Agent Memory Systems and Knowledge Graphs: Letta, Mem0, Graphiti, and Cognee
Design · A close look at four approaches to long-term agent memory, from text blocks to temporal graphs
Four popular agent-memory libraries each pick a different answer to the same design question. How should an agent remember things across sessions? Letta edits plain text blocks and files. Mem0 keeps a vector store with entity hints. Graphiti indexes facts as time-stamped relationships. Cognee runs an entity extraction pipeline.
Knowledge graphs store facts as typed relationships between entities. Obsidian built a million-user product on bidirectional note links navigable as a graph. Karpathy’s LLM Wiki proposed having an LLM build a persistent knowledge base from scratch. Graph structure could let you traverse connections across facts rather than just match by similarity. But a growing number of practitioners argue files alone work well enough in practice, and specialized graph tooling adds complexity without proportional benefit. We line the four up from least graph to most and trace two concerns through each one. Do related facts get pulled back together, and how do fact changes get handled?

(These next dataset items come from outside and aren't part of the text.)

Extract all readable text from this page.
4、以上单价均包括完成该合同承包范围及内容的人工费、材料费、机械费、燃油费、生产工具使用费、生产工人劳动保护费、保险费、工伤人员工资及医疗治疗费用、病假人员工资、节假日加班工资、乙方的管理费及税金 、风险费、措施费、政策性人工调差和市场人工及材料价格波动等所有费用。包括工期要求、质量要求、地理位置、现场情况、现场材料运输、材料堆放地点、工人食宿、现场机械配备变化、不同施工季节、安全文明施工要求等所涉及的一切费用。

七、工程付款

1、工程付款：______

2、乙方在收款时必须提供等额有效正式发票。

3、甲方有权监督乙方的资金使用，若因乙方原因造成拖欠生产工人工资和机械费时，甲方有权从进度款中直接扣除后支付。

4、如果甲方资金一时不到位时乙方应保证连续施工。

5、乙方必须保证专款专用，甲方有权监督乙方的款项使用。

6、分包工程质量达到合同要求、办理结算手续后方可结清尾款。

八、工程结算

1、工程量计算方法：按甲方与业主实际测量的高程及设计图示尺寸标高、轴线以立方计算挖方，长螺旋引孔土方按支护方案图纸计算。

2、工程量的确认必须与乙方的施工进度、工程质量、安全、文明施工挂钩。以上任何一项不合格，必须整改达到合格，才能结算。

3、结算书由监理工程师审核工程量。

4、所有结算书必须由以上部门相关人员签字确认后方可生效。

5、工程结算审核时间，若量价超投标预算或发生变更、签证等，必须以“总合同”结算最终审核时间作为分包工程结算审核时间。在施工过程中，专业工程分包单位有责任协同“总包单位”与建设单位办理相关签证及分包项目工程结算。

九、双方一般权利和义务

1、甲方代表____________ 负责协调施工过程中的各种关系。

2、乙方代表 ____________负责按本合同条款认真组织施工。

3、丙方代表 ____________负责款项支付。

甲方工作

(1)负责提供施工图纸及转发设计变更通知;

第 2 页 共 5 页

Letta is a full agent framework that runs the agent for you. Mem0, Graphiti, and Cognee are memory layers you bolt onto your own agent. All four run paid cloud services on top of their OSS (Letta Inc., Mem0 Inc., Zep, Topoteretes), each with features beyond the OSS. This post covers the open-source versions.
Letta (MemGPT): self-editing text blocks
Letta uses no graph. Memory is split into tiers the agent manages itself. Memory blocks stay in context permanently. Each is a labeled text field with a fixed character limit the LLM reads and edits on every turn. Outside that sit archival memory searched by vector on demand, the recall message history, and an optional filesystem surface for uploaded docs.
The agent edits its own memory with tool calls. The edit surface is a handful of functions: core_memory_replace, memory_replace, memory_insert, memory_apply_patch, and memory_rethink. Retrieval is agent-driven too, through archival_memory_search and conversation_search plus filesystem open_files and grep_files.
core_memory_replace is the simplest of those edit-surface functions.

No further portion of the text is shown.